Maricopa County / Phoenix area
I had a hard time finding this, so here it is: It’s maintained by MAG’s (Maricopa Assoc of Gov’ts) Active Transportation Committee (formerly the Bicycle and Pedestrian Committee) and note that the MAG region includes not only Maricopa, but also portions of Pinal and Gila counties. There is a pretty neet online version that overlays google maps, or an old-school .pdf download (it’s pretty big. Currently it is sporting ver=2017-04-06). If those links go dead, it’s usually found under “Materials” on the Committee’s web page.
Alternately, Maricopa County DOT (“McDOT”) has an active transportation plan along with an interactive map that is built from the same database as above, but in this version, users can leave comments about specific areas of concern for bicycling / walking.
There is also a printed City of Tempe published map I’ve seen floating around; not sure if it’s online.
On the MAG interactive map, designated bike lanes are clearly labled (they’re ‘blue’); and are distinct from other sorts of not-bike lanes, e.g. bike routes.
Pima County / Tucson area
There are two i know of; perhaps/presumably based on the same data. One is published apparently by the Pima County Dept of Transportation. Currently linked here at the Pima county bicycle and Pedestrian Program. There are several links there, e.g. current link to page1 Tucson area.
This map suffers from far too much ‘red’ which the key says:
Bike Route with Striped Shoulder, Bus/Bike Lanes
On major street, with white-edge line, approx. 4 ft. to 10 ft.
wide paved shoulder, with speed limits of 25 mph or more.
Includes Bus/Bike Lanes on major streets, 10-12 ft. bus and right-turn lane, shared use with bicycles.
Virtually every major road throughout the region is ‘red’. Are these designated bike lanes, or not? (a bike lane is part of the roadway, a shoulder is not). What is frustrating is the answer seems to depend on when (it seems to evolve over time) and who asks the question, and who is answering.
There is a second map, covering the same territory, at pagregion.org. and current link to .pdf. Here we see virtually all major streets (the same streets, by the way) are ‘blue’ which the key says are “Bike Lane”. Really? Are these really all designated bike lanes? Are they wide enough to be bike lanes? E.g. The Dodge Bridge is in ‘blue’.

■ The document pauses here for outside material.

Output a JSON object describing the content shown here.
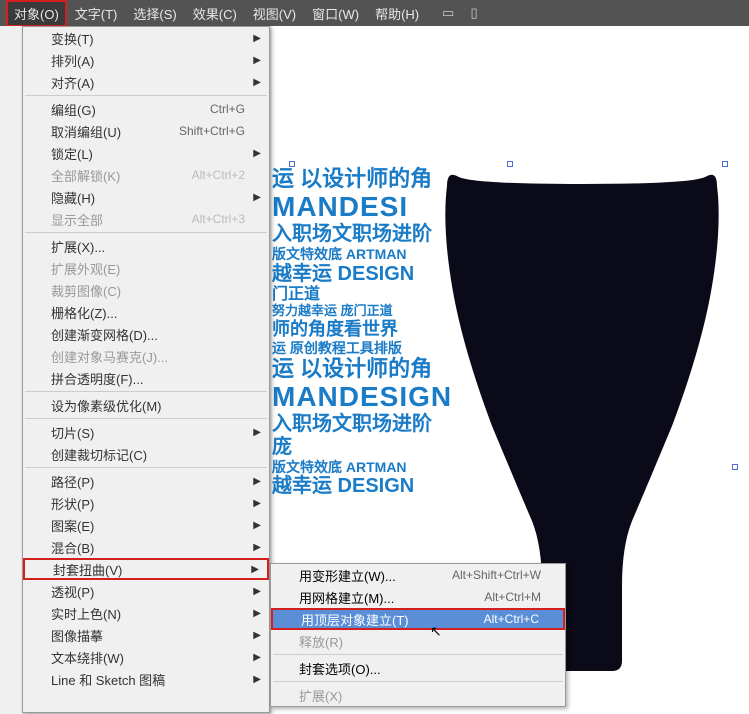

City of Flagstaff bike map page.Major streets are all marked in ‘purple’ , which the key says is
Bike Lane or Shoulder: An outside lane of four to five feet in width for the exclusive use of bicycles, separated from vehicular lanes by a white stripe. This definition include bike lanes designated by signing and pavement markings, as well as paved shoulders delineated by a stripe, but not pavement markings or signing.
So there’s no way to tell from the map what is a Bike Lane and what is a shoulder. Nice. And by the way, Flagstaff, shoulders are not lanes.
As far as i can tell, there’s not really a Coconino county bikeways map.
MAG (Maricopa) Bikeways map is honest. The maps for Tuscon, Pima, PAGregion, and Flagstaff are at best non-informative and at worst dishonest.